The largest survey of its kind in the State has found 95 per cent of people want the Government to spend more on public health to reduce waiting lists and improve services.
The survey, Perceptions of the Quality of Health Care in the Public Private Sectors in Ireland, was commissioned by the Centre for Insurance Studies, Graduate Business School, UCD, and funded by the private health insurer, BUPA.
The survey of 3,000 households by the Economic and Social Research Institute confirms the majority of Irish people are unhappy with the public health service, particularly with the marked differences in waiting times between public patients and those with private insurance. One in 15 people covered by the GMS is on a waiting list, compared to one in 50 of those with private health insurance, according to the ESRI report.
Those surveyed believe waiting times are longer now than they were three years ago.
Three-fifths (57 per cent) judge the public health system as merely "adequate", "bad" or "very bad", the survey, which has been seen by The Irish Times, demonstrates.
The survey findings indicate "there is considerable criticism of the overall quality of care in the public health system, with fewer than half of respondents giving it a positive rating". Only two-fifths of Irish people (43 per cent) regard the public health service as "good" or "very good", compared to one in three (34 per cent) who consider it "adequate" and one in four (23 per cent) who deem the service "bad or very bad".
The overwhelming majority (83 per cent) regard the private system as "good or very good". Nine out of 10 people (88 per cent) believe private patients get hospital care more quickly.
Six out of 10 people (62 per cent) are convinced that if they needed hospital treatment, they would receive better care in the private system. Four out of 10 (38 per cent) believe there would be no difference.
Waiting times for people with private health insurance are substantially shorter than for those in the GMS sector or those with no cover, the ESRI confirms. A total of 20 per cent of GMS members and 21 per cent of those with no cover say they had to wait more than one month for hospitalisation. The comparable figure for those with private insurance is 9 per cent.
Better educated and higher earning people have far worse views of the health service.

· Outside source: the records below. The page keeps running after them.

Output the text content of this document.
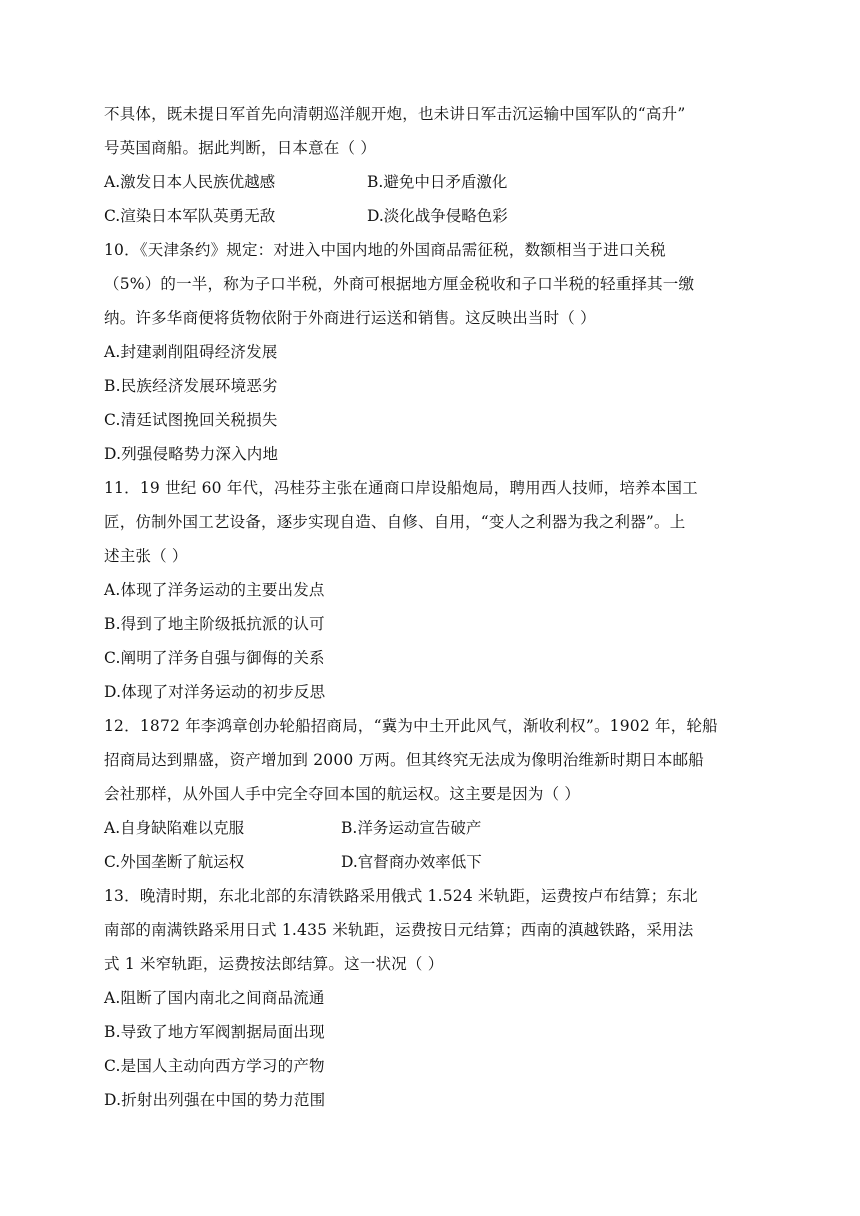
不具体，既未提日军首先向清朝巡洋舰开炮，也未讲日军击沉运输中国军队的“高升”
号英国商船。据此判断，日本意在（ ）
A.激发日本人民族优越感	B.避免中日矛盾激化
C.渲染日本军队英勇无敌	D.淡化战争侵略色彩
10．《天津条约》规定：对进入中国内地的外国商品需征税，数额相当于进口关税
（5%）的一半，称为子口半税，外商可根据地方厘金税收和子口半税的轻重择其一缴
纳。许多华商便将货物依附于外商进行运送和销售。这反映出当时（ ）
A.封建剥削阻碍经济发展
B.民族经济发展环境恶劣
C.清廷试图挽回关税损失
D.列强侵略势力深入内地
11．19 世纪 60 年代，冯桂芬主张在通商口岸设船炮局，聘用西人技师，培养本国工
匠，仿制外国工艺设备，逐步实现自造、自修、自用，“变人之利器为我之利器”。上
述主张（ ）
A.体现了洋务运动的主要出发点
B.得到了地主阶级抵抗派的认可
C.阐明了洋务自强与御侮的关系
D.体现了对洋务运动的初步反思
12．1872 年李鸿章创办轮船招商局，“冀为中土开此风气，渐收利权”。1902 年，轮船
招商局达到鼎盛，资产增加到 2000 万两。但其终究无法成为像明治维新时期日本邮船
会社那样，从外国人手中完全夺回本国的航运权。这主要是因为（ ）
A.自身缺陷难以克服	B.洋务运动宣告破产
C.外国垄断了航运权	D.官督商办效率低下
13．晚清时期，东北北部的东清铁路采用俄式 1.524 米轨距，运费按卢布结算；东北
南部的南满铁路采用日式 1.435 米轨距，运费按日元结算；西南的滇越铁路，采用法
式 1 米窄轨距，运费按法郎结算。这一状况（ ）
A.阻断了国内南北之间商品流通
B.导致了地方军阀割据局面出现
C.是国人主动向西方学习的产物
D.折射出列强在中国的势力范围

Those in the professional and managerial social group are most critical, with only one in three (33 per cent) giving the public health service a positive rating, in contrast to one in two (49 per cent) of the skilled and unskilled manual social group.
Six out of every 10 people who had been hospitalised as public patients during the past year gave their care a positive rating. Among those who had been hospitalised as private patients, only 36 per cent rated the public health system positively.

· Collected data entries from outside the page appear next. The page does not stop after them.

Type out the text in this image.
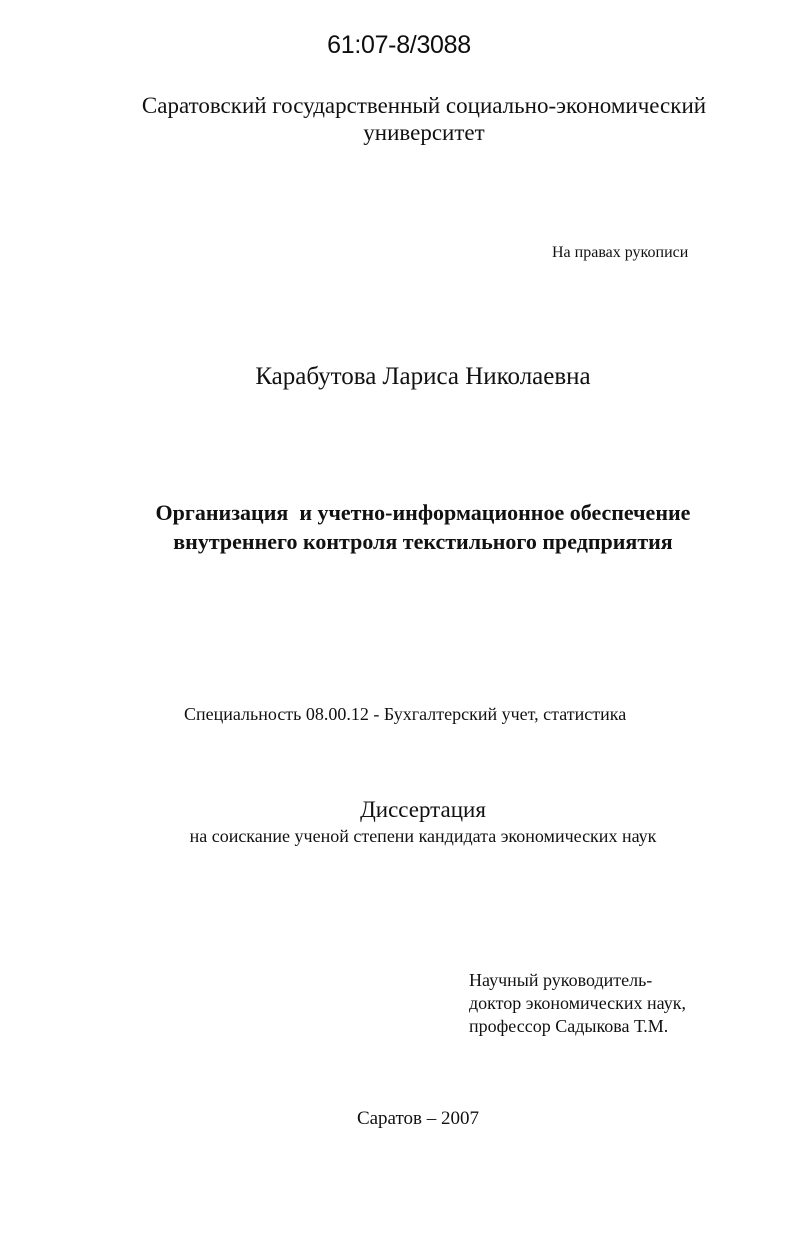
61:07-8/3088
Саратовский государственный социально-экономический
университет
На правах рукописи
Карабутова Лариса Николаевна
Организация  и учетно-информационное обеспечение
внутреннего контроля текстильного предприятия
Специальность 08.00.12 - Бухгалтерский учет, статистика
Диссертация
на соискание ученой степени кандидата экономических наук
Научный руководитель-
доктор экономических наук,
профессор Садыкова Т.М.
Саратов – 2007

"Perceptions of the quality of care in the public health system are not high. But those who are most likely to have used the public health system have a more positive view of it. This may be due to lack of accurate information on the part of young adults and those in more advantaged social groups, or it may reflect differences in respect to expectations," the ESRI report concludes.
But where waiting lists are concerned, the situation is reversed: people who use the public service are more critical than those with private cover.
Half the population (52 per cent) believe compulsory private medical insurance is the way to improve funding of the public health service. Slightly more, 62 per cent, believe private health insurance should be compulsory for those on higher incomes.